I added a small piece of foam about 1/2 inch thick to the bottom recess of the cockpit to push the battery forward and marked that spot with red ink. I added an additional velcro horizontally anchored to a post that is crazy glued, this runs across the top of the battery; so I have velcro length and width. It is very secure as I like to do a few loops and upside down flying once in a while. I might mention that any upside down flying should be done at a sufficient height to allow recovery as the Radian definitely tends to roll off and drop quite a bit. My only crash so far has been not following my own advice and being too low. It is a sailplane first and foremost, but the rolls and upside down flying is just a way of increasing my handling responses. The metal clevis's give me greater security and seem to be more responsive, I also used one size larger piano wire which fit into the existing pushrod tubes, it seems to help hold the elevator and rudder positions without impinging on the servo movements.

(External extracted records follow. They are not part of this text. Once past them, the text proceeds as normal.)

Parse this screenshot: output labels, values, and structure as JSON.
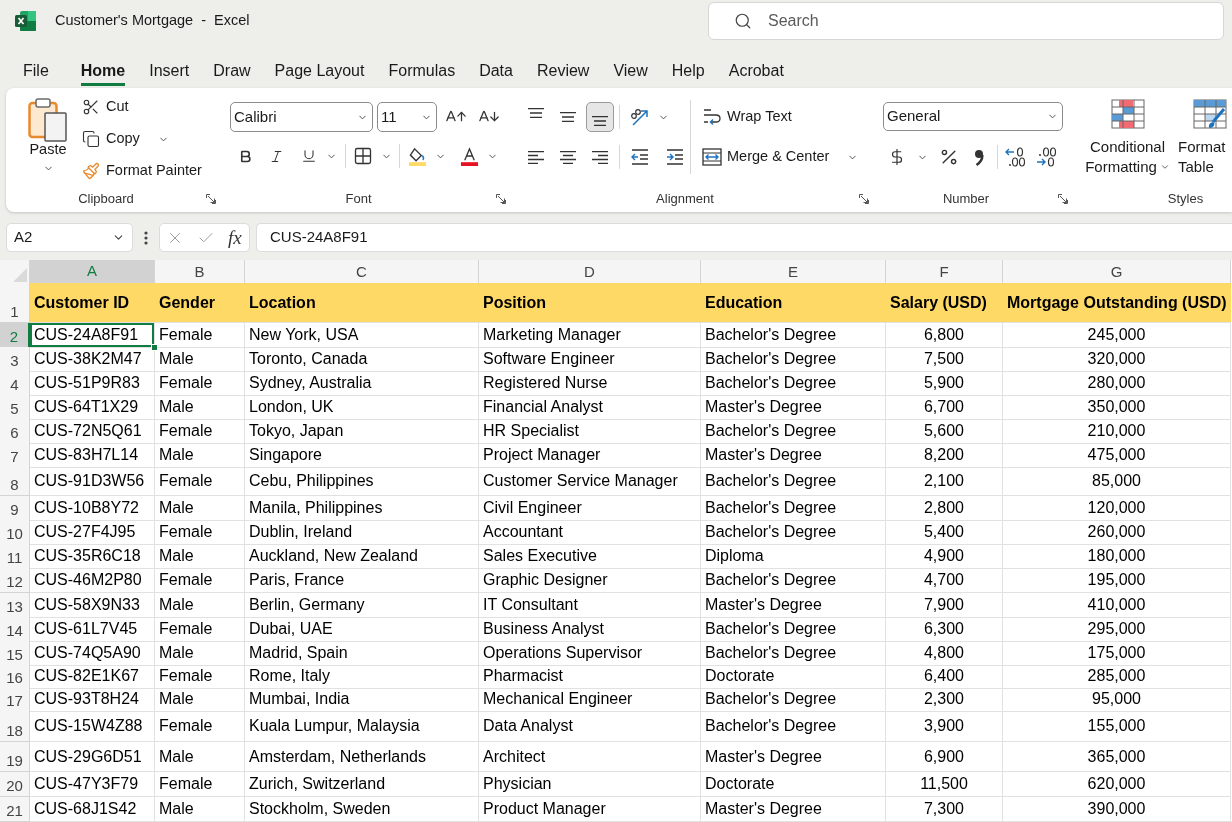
{
  "window": {
    "title": "Customer's Mortgage  -  Excel"
  },
  "search": {
    "placeholder": "Search"
  },
  "ribbon_tabs": [
    {
      "label": "File",
      "selected": false
    },
    {
      "label": "Home",
      "selected": true
    },
    {
      "label": "Insert",
      "selected": false
    },
    {
      "label": "Draw",
      "selected": false
    },
    {
      "label": "Page Layout",
      "selected": false
    },
    {
      "label": "Formulas",
      "selected": false
    },
    {
      "label": "Data",
      "selected": false
    },
    {
      "label": "Review",
      "selected": false
    },
    {
      "label": "View",
      "selected": false
    },
    {
      "label": "Help",
      "selected": false
    },
    {
      "label": "Acrobat",
      "selected": false
    }
  ],
  "clipboard": {
    "label": "Clipboard",
    "paste": "Paste",
    "cut": "Cut",
    "copy": "Copy",
    "format_painter": "Format Painter"
  },
  "font": {
    "label": "Font",
    "font_name": "Calibri",
    "font_size": "11"
  },
  "alignment": {
    "label": "Alignment",
    "vertical_align": [
      {
        "kind": "top",
        "selected": false
      },
      {
        "kind": "middle",
        "selected": false
      },
      {
        "kind": "bottom",
        "selected": true
      }
    ],
    "wrap_text": "Wrap Text",
    "merge_center": "Merge & Center"
  },
  "number": {
    "label": "Number",
    "format": "General"
  },
  "styles": {
    "label": "Styles",
    "conditional_formatting": [
      "Conditional",
      "Formatting"
    ],
    "format_table": [
      "Format",
      "Table"
    ]
  },
  "formula_bar": {
    "name_box": "A2",
    "function_label": "fx",
    "formula": "CUS-24A8F91"
  },
  "sheet": {
    "columns": [
      {
        "letter": "A",
        "selected": true,
        "kind": "text"
      },
      {
        "letter": "B",
        "selected": false,
        "kind": "text"
      },
      {
        "letter": "C",
        "selected": false,
        "kind": "text"
      },
      {
        "letter": "D",
        "selected": false,
        "kind": "text"
      },
      {
        "letter": "E",
        "selected": false,
        "kind": "text"
      },
      {
        "letter": "F",
        "selected": false,
        "kind": "number"
      },
      {
        "letter": "G",
        "selected": false,
        "kind": "number"
      }
    ],
    "header_row": {
      "number": "1",
      "selected": false,
      "cells": [
        "Customer ID",
        "Gender",
        "Location",
        "Position",
        "Education",
        "Salary (USD)",
        "Mortgage Outstanding (USD)"
      ]
    },
    "rows": [
      {
        "number": "2",
        "selected": true,
        "cells": [
          "CUS-24A8F91",
          "Female",
          "New York, USA",
          "Marketing Manager",
          "Bachelor's Degree",
          "6,800",
          "245,000"
        ]
      },
      {
        "number": "3",
        "selected": false,
        "cells": [
          "CUS-38K2M47",
          "Male",
          "Toronto, Canada",
          "Software Engineer",
          "Bachelor's Degree",
          "7,500",
          "320,000"
        ]
      },
      {
        "number": "4",
        "selected": false,
        "cells": [
          "CUS-51P9R83",
          "Female",
          "Sydney, Australia",
          "Registered Nurse",
          "Bachelor's Degree",
          "5,900",
          "280,000"
        ]
      },
      {
        "number": "5",
        "selected": false,
        "cells": [
          "CUS-64T1X29",
          "Male",
          "London, UK",
          "Financial Analyst",
          "Master's Degree",
          "6,700",
          "350,000"
        ]
      },
      {
        "number": "6",
        "selected": false,
        "cells": [
          "CUS-72N5Q61",
          "Female",
          "Tokyo, Japan",
          "HR Specialist",
          "Bachelor's Degree",
          "5,600",
          "210,000"
        ]
      },
      {
        "number": "7",
        "selected": false,
        "cells": [
          "CUS-83H7L14",
          "Male",
          "Singapore",
          "Project Manager",
          "Master's Degree",
          "8,200",
          "475,000"
        ]
      },
      {
        "number": "8",
        "selected": false,
        "cells": [
          "CUS-91D3W56",
          "Female",
          "Cebu, Philippines",
          "Customer Service Manager",
          "Bachelor's Degree",
          "2,100",
          "85,000"
        ]
      },
      {
        "number": "9",
        "selected": false,
        "cells": [
          "CUS-10B8Y72",
          "Male",
          "Manila, Philippines",
          "Civil Engineer",
          "Bachelor's Degree",
          "2,800",
          "120,000"
        ]
      },
      {
        "number": "10",
        "selected": false,
        "cells": [
          "CUS-27F4J95",
          "Female",
          "Dublin, Ireland",
          "Accountant",
          "Bachelor's Degree",
          "5,400",
          "260,000"
        ]
      },
      {
        "number": "11",
        "selected": false,
        "cells": [
          "CUS-35R6C18",
          "Male",
          "Auckland, New Zealand",
          "Sales Executive",
          "Diploma",
          "4,900",
          "180,000"
        ]
      },
      {
        "number": "12",
        "selected": false,
        "cells": [
          "CUS-46M2P80",
          "Female",
          "Paris, France",
          "Graphic Designer",
          "Bachelor's Degree",
          "4,700",
          "195,000"
        ]
      },
      {
        "number": "13",
        "selected": false,
        "cells": [
          "CUS-58X9N33",
          "Male",
          "Berlin, Germany",
          "IT Consultant",
          "Master's Degree",
          "7,900",
          "410,000"
        ]
      },
      {
        "number": "14",
        "selected": false,
        "cells": [
          "CUS-61L7V45",
          "Female",
          "Dubai, UAE",
          "Business Analyst",
          "Bachelor's Degree",
          "6,300",
          "295,000"
        ]
      },
      {
        "number": "15",
        "selected": false,
        "cells": [
          "CUS-74Q5A90",
          "Male",
          "Madrid, Spain",
          "Operations Supervisor",
          "Bachelor's Degree",
          "4,800",
          "175,000"
        ]
      },
      {
        "number": "16",
        "selected": false,
        "cells": [
          "CUS-82E1K67",
          "Female",
          "Rome, Italy",
          "Pharmacist",
          "Doctorate",
          "6,400",
          "285,000"
        ]
      },
      {
        "number": "17",
        "selected": false,
        "cells": [
          "CUS-93T8H24",
          "Male",
          "Mumbai, India",
          "Mechanical Engineer",
          "Bachelor's Degree",
          "2,300",
          "95,000"
        ]
      },
      {
        "number": "18",
        "selected": false,
        "cells": [
          "CUS-15W4Z88",
          "Female",
          "Kuala Lumpur, Malaysia",
          "Data Analyst",
          "Bachelor's Degree",
          "3,900",
          "155,000"
        ]
      },
      {
        "number": "19",
        "selected": false,
        "cells": [
          "CUS-29G6D51",
          "Male",
          "Amsterdam, Netherlands",
          "Architect",
          "Master's Degree",
          "6,900",
          "365,000"
        ]
      },
      {
        "number": "20",
        "selected": false,
        "cells": [
          "CUS-47Y3F79",
          "Female",
          "Zurich, Switzerland",
          "Physician",
          "Doctorate",
          "11,500",
          "620,000"
        ]
      },
      {
        "number": "21",
        "selected": false,
        "cells": [
          "CUS-68J1S42",
          "Male",
          "Stockholm, Sweden",
          "Product Manager",
          "Master's Degree",
          "7,300",
          "390,000"
        ]
      }
    ]
  }
}
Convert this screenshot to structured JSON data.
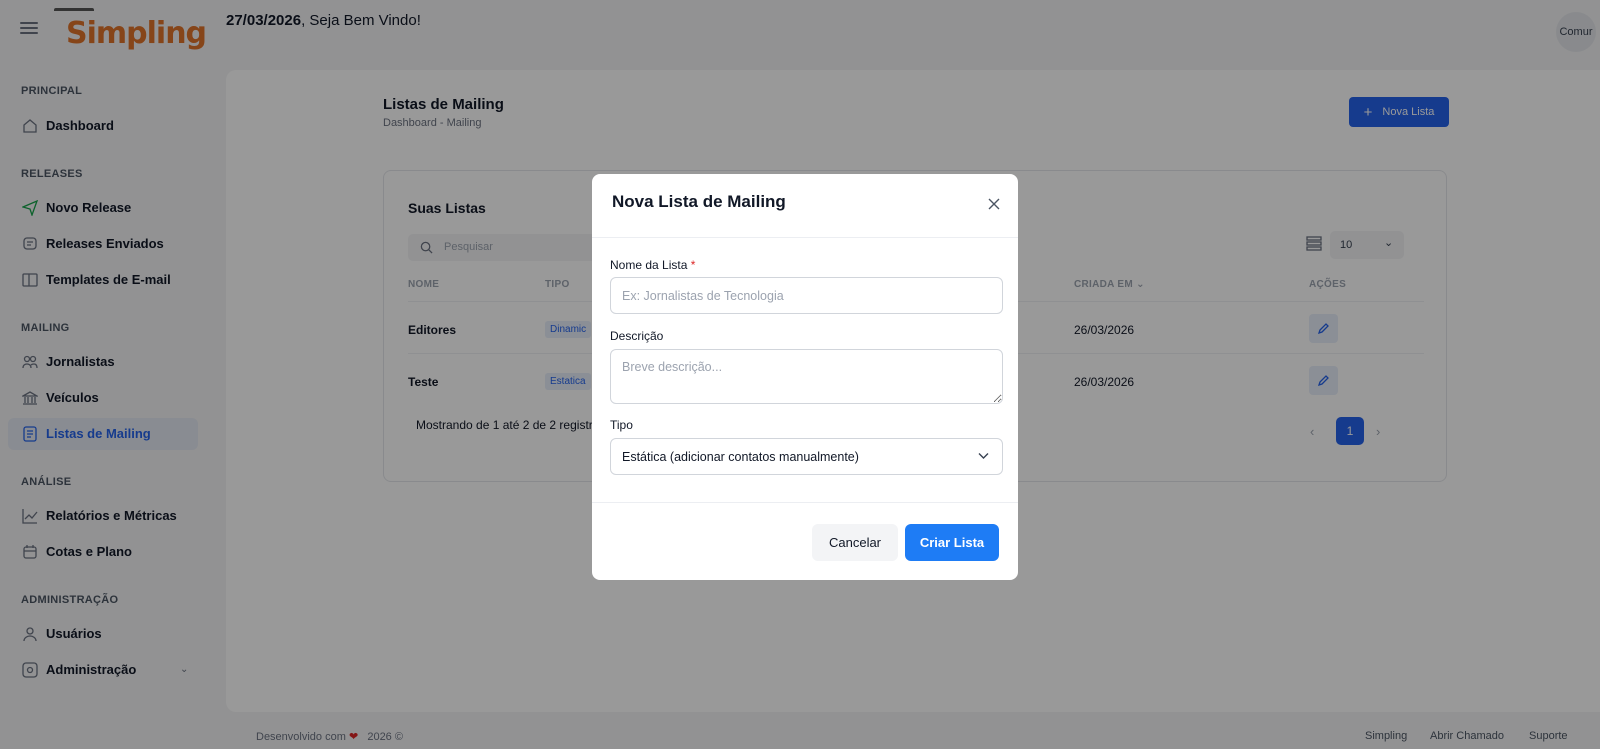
{
  "header": {
    "logo_text": "Simpling",
    "date": "27/03/2026",
    "greeting": ", Seja Bem Vindo!",
    "avatar_alt": "Comur"
  },
  "sidebar": {
    "sections": [
      {
        "title": "PRINCIPAL",
        "items": [
          {
            "label": "Dashboard",
            "icon": "home-icon"
          }
        ]
      },
      {
        "title": "RELEASES",
        "items": [
          {
            "label": "Novo Release",
            "icon": "send-icon"
          },
          {
            "label": "Releases Enviados",
            "icon": "message-icon"
          },
          {
            "label": "Templates de E-mail",
            "icon": "template-icon"
          }
        ]
      },
      {
        "title": "MAILING",
        "items": [
          {
            "label": "Jornalistas",
            "icon": "users-icon"
          },
          {
            "label": "Veículos",
            "icon": "bank-icon"
          },
          {
            "label": "Listas de Mailing",
            "icon": "list-icon",
            "active": true
          }
        ]
      },
      {
        "title": "ANÁLISE",
        "items": [
          {
            "label": "Relatórios e Métricas",
            "icon": "chart-icon"
          },
          {
            "label": "Cotas e Plano",
            "icon": "calendar-icon"
          }
        ]
      },
      {
        "title": "ADMINISTRAÇÃO",
        "items": [
          {
            "label": "Usuários",
            "icon": "user-icon"
          },
          {
            "label": "Administração",
            "icon": "admin-icon"
          }
        ]
      }
    ]
  },
  "main": {
    "title": "Listas de Mailing",
    "breadcrumb": "Dashboard  -  Mailing",
    "new_button": "Nova Lista",
    "card": {
      "title": "Suas Listas",
      "search_placeholder": "Pesquisar",
      "page_size": "10",
      "columns": [
        "NOME",
        "TIPO",
        "CRIADA EM",
        "AÇÕES"
      ],
      "rows": [
        {
          "name": "Editores",
          "type": "Dinamic",
          "created": "26/03/2026"
        },
        {
          "name": "Teste",
          "type": "Estatica",
          "created": "26/03/2026"
        }
      ],
      "showing": "Mostrando de 1 até 2 de 2 registro",
      "current_page": "1"
    }
  },
  "footer": {
    "dev_text": "Desenvolvido com",
    "year": "2026 ©",
    "links": [
      "Simpling",
      "Abrir Chamado",
      "Suporte"
    ]
  },
  "modal": {
    "title": "Nova Lista de Mailing",
    "name_label": "Nome da Lista",
    "required_mark": "*",
    "name_placeholder": "Ex: Jornalistas de Tecnologia",
    "desc_label": "Descrição",
    "desc_placeholder": "Breve descrição...",
    "type_label": "Tipo",
    "type_value": "Estática (adicionar contatos manualmente)",
    "cancel": "Cancelar",
    "create": "Criar Lista"
  },
  "colors": {
    "primary": "#2563eb",
    "logo": "#e0732a",
    "overlay": "rgba(0,0,0,0.4)"
  }
}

I might also mention that, although the flycamone2 and the counterweight are removable, I purchased a second set of wings from Horizon so that I have a clean wing surface depending on wind conditions on flyday.

Here are a few pics.

#1 Align 2100mah 5oz. 20C battery
#2 metal clevis used on both elevator and rudder soldered in place.
#3 rare earth magnets super glued in each wing to hold wings together (previously wings slipped out too easy)
#4 flycamone 2 (40gm) mounted (the blue tape is my 2.5inch measured CG)
#5 counterweight (same distance out) on opposite wing (nut/bolt) 40gm held by two super magnets embedded and super glued into the wing.
#6 the two magnets embedded in wing to hold counter wt.